Monday, August 08, 2005

Sommerloch, Part 4

I'd almost forgotten! But they never let you forget: Saturday, a piece of junk mail came with the magic letters SSV on it: Sommer Schlussverkauf. It's the companion to WSV (which is obviously Winterschlussverkauf), and is one of the two times a year that retailers are allowed to discount stuff deeply, to sell it off before the next season's stuff arrives.

It's not limited to Germany, as any fashionista worth her Prada will tell you, because lots of people travel to Paris (particularly in the winter) for "les soldes," which means "the sales," and is the same thing.

We'll certainly be getting the warnings now in the paper about the fly-by-nights who set up shops selling badly-made stuff and palming it off as a SSV store of some sort, except they disappear after a couple of weeks. There's already one opened up on Invalidenstr. in one of those shops that can't seem to hold a tenant, selling underwear. The poorly-inked price tags in the window are a dead giveaway.

I've never understood why the government feels it has to mandate this period, but then I've never understood German retail very well. There's supposed to be an actual economic theory behind the fact that all of the department stores in this country and Germany's top mail-order catalog (Otto) are all owned by the same company. My supermarket is owned by Metro, the company that wholesales to restaurants, although friends who owned a restaurant near me tell me milk's cheaper in the supermarket. It all results in a rather drab uniformity of the marketplace.

Not that I have a lot of huge disposable income at the moment, though. And oddly, the downturns in my income always seem to coincide with SSV and WSV, so I can't tell you if they're worth paying attention to.


Global climate change (or GLOCCH, as my friend Ray insists on calling it), though, I do pay attention to that. And we're in for another cold summer. Current forecast says between now and Friday it's not going to get much above 65 F, and there's a lot of rain in that forecast. A few weeks ago, I was kicking myself for not planting basil this summer, remembering the summer when I did plant it and found myself referring to the planters on the windowsill as Vietnam. But I did it last year and it sprouted a couple of inches high, then the cold rainy weather came and the plants dug deep roots. After that, they didn't grow any more leaves and the stems turned brown and they were dead by September.

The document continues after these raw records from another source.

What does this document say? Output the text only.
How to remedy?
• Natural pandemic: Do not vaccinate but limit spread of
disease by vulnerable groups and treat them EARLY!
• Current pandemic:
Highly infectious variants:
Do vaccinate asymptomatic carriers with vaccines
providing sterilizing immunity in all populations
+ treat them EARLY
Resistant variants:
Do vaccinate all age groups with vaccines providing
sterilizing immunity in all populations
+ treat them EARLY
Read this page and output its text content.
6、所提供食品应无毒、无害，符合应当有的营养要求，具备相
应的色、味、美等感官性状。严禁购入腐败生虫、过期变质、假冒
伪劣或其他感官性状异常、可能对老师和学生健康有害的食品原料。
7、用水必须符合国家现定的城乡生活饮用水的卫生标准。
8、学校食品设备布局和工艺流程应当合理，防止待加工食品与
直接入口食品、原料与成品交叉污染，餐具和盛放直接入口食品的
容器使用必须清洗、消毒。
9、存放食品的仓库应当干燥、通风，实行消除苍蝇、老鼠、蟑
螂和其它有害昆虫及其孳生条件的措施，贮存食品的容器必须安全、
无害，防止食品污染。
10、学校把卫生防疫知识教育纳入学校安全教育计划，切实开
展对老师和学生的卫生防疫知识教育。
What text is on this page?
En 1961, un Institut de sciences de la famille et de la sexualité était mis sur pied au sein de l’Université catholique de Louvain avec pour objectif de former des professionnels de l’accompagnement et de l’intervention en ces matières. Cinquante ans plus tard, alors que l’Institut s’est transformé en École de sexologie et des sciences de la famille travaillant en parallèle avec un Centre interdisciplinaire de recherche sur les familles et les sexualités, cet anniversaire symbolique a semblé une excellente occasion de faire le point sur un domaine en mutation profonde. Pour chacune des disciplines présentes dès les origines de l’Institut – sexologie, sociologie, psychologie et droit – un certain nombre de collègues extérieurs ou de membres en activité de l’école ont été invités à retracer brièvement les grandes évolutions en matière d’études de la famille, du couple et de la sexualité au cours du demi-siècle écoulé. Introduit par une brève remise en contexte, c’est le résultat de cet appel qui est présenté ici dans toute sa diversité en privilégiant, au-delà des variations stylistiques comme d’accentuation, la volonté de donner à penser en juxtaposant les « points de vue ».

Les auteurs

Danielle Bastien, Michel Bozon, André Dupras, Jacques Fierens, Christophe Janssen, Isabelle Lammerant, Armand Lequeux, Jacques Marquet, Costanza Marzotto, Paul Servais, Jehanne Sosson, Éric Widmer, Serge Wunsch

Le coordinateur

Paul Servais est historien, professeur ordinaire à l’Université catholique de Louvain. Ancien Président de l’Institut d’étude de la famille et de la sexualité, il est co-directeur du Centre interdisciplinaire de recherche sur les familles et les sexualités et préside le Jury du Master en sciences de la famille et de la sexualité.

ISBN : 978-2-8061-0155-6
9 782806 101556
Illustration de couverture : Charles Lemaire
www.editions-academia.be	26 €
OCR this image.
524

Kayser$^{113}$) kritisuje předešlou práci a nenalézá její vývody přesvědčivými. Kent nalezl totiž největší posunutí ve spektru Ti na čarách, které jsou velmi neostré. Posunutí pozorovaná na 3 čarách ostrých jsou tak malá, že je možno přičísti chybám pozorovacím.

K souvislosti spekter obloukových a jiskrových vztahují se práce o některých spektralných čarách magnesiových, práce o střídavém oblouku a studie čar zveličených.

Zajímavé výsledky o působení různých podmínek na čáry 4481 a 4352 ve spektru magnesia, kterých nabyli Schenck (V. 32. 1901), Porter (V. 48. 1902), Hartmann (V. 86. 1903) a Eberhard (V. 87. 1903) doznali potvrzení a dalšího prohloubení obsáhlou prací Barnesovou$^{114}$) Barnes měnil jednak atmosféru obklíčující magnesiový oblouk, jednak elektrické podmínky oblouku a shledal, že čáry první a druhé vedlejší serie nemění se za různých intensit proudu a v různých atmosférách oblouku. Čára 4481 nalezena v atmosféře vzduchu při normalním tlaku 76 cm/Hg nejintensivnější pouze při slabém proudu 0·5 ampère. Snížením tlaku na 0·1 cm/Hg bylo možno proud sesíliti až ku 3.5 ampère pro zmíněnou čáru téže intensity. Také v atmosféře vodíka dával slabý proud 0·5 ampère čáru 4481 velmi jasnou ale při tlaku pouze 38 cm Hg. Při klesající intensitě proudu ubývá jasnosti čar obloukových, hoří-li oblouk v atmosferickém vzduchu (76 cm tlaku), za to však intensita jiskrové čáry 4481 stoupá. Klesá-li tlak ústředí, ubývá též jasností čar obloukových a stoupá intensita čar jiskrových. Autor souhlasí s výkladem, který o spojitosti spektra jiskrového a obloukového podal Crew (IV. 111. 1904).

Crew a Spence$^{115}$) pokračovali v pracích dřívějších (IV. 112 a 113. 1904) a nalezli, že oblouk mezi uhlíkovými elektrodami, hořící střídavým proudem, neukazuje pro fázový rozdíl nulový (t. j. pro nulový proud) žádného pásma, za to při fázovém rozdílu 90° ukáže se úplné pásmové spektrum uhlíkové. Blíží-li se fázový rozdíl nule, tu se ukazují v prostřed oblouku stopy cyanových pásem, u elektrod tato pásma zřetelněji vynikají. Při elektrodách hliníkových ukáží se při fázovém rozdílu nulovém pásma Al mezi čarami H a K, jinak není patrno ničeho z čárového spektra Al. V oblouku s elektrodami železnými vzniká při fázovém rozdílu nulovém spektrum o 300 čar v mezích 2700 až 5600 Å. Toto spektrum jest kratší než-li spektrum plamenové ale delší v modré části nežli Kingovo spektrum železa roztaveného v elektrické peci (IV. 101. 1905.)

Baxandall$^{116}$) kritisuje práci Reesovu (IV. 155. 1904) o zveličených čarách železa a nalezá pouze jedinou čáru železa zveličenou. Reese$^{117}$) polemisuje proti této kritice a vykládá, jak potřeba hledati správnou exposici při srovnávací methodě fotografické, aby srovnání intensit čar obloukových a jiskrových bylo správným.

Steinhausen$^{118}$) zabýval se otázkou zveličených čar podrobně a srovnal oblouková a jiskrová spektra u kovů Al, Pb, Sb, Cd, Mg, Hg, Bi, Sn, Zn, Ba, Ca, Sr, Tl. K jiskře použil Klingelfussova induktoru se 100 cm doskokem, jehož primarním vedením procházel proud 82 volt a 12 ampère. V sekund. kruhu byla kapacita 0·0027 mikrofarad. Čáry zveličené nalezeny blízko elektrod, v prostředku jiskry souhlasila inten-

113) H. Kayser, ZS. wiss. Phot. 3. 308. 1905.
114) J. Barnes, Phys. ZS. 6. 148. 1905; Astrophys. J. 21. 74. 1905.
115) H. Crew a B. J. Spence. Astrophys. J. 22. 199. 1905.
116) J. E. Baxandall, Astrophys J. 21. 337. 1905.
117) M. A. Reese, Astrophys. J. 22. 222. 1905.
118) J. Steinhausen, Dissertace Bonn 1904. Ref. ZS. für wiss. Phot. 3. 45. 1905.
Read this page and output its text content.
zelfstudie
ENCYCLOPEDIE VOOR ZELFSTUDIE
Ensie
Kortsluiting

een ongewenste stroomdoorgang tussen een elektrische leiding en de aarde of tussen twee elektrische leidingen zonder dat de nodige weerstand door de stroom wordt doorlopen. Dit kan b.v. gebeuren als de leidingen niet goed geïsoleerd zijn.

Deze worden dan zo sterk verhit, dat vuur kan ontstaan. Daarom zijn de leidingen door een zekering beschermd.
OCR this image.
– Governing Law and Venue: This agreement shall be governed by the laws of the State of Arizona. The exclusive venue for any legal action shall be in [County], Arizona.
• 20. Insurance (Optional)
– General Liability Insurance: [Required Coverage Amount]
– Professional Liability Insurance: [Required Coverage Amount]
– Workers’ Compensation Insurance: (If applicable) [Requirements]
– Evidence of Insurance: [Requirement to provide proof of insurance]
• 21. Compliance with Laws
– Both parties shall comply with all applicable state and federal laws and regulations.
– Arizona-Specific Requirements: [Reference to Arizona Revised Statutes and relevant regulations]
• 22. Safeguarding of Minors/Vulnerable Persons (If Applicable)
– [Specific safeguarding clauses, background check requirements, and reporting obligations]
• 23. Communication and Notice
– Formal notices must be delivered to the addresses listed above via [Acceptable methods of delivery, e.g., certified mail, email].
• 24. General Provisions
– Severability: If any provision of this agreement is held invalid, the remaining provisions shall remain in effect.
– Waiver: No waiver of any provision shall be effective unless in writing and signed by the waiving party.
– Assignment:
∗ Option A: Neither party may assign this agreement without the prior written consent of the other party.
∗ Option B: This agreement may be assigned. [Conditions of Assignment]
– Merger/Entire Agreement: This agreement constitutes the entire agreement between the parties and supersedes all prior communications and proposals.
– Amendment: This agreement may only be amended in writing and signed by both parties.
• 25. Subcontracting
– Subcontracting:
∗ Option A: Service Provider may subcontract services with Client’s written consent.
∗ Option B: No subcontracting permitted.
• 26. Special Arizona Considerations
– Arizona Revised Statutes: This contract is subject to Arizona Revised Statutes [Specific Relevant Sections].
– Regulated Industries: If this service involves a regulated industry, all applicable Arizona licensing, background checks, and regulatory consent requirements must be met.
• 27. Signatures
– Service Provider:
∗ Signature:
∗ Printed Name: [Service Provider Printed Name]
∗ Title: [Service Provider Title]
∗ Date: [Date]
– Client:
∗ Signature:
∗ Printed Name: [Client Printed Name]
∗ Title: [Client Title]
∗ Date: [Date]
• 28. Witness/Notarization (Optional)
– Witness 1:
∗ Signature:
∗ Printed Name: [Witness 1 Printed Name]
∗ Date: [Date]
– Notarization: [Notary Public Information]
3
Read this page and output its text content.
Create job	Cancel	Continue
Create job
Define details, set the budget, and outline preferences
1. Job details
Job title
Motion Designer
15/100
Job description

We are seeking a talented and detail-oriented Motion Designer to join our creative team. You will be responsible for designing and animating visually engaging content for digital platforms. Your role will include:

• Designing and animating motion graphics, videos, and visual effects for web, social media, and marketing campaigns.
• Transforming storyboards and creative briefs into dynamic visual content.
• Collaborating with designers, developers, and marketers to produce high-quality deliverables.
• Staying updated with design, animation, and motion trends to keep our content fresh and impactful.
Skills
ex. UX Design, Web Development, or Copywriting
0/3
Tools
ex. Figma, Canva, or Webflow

This all has to do, I understand, with the Gulf Stream, and is why saying "global climate change" is more accurate than saying "global warming." Some places will get colder. And I just happen to be living in one.

But I discovered this afternoon that if you let the sun hit you, it's a pretty warm feeling. I'm just getting tired of only having three weeks a year of summer.


Just when you don't think they could get any worse, Telekom gets worse! I woke up this morning and found I couldn't connect with my DSL line. A friend called Telekom (I get so nervous having to talk German on the phone, especially with a company that doesn't have any English-speaking employees in customer service -- no Turks, either -- and only wants to get you off the phone), and they reported it was fine. Amazingly, they said they'd have an English-speaking tech call me, so I waited four and a half hours and nobody called. Very nervous about what was in my e-mail, I went off to the internet cafe down the street and checked. Nothing. Back 30 minutes later, I found -- of course! -- a message from the Telekom tech saying there was nothing wrong with my line.

And, as it turned out, there wasn't. I suddenly remembered there was a fellow American with some tech expertise and a Mac just up the hill, so I called him and he reminded me that DSL modems sometimes have to be reset, which I'd read somewhere but though was only for cable modems. You just turn them off, turn them back on, wait 15 minutes or so, and try again. (You also have to restart your computer, which he neglected to tell me, probably because he thought it was obvious). Thanks, Aaron!

What I want to know is why nobody at Deutsche Telekom could be bothered to ask if I'd tried this.

But then, they just want to get you off the phone.


David C. Fox said...

Excuse me, but my President says we're not sure this global werming stuff even exists. jeez, i had to sign up for a blog in order to post here. well, they'll have to pry my cold dead fingers on the keyboard b4 i keep a blog!

Ed Ward said...

The signup is to prevent spam comments. You don't have to do a blog; your Flickr stuff is blog enough!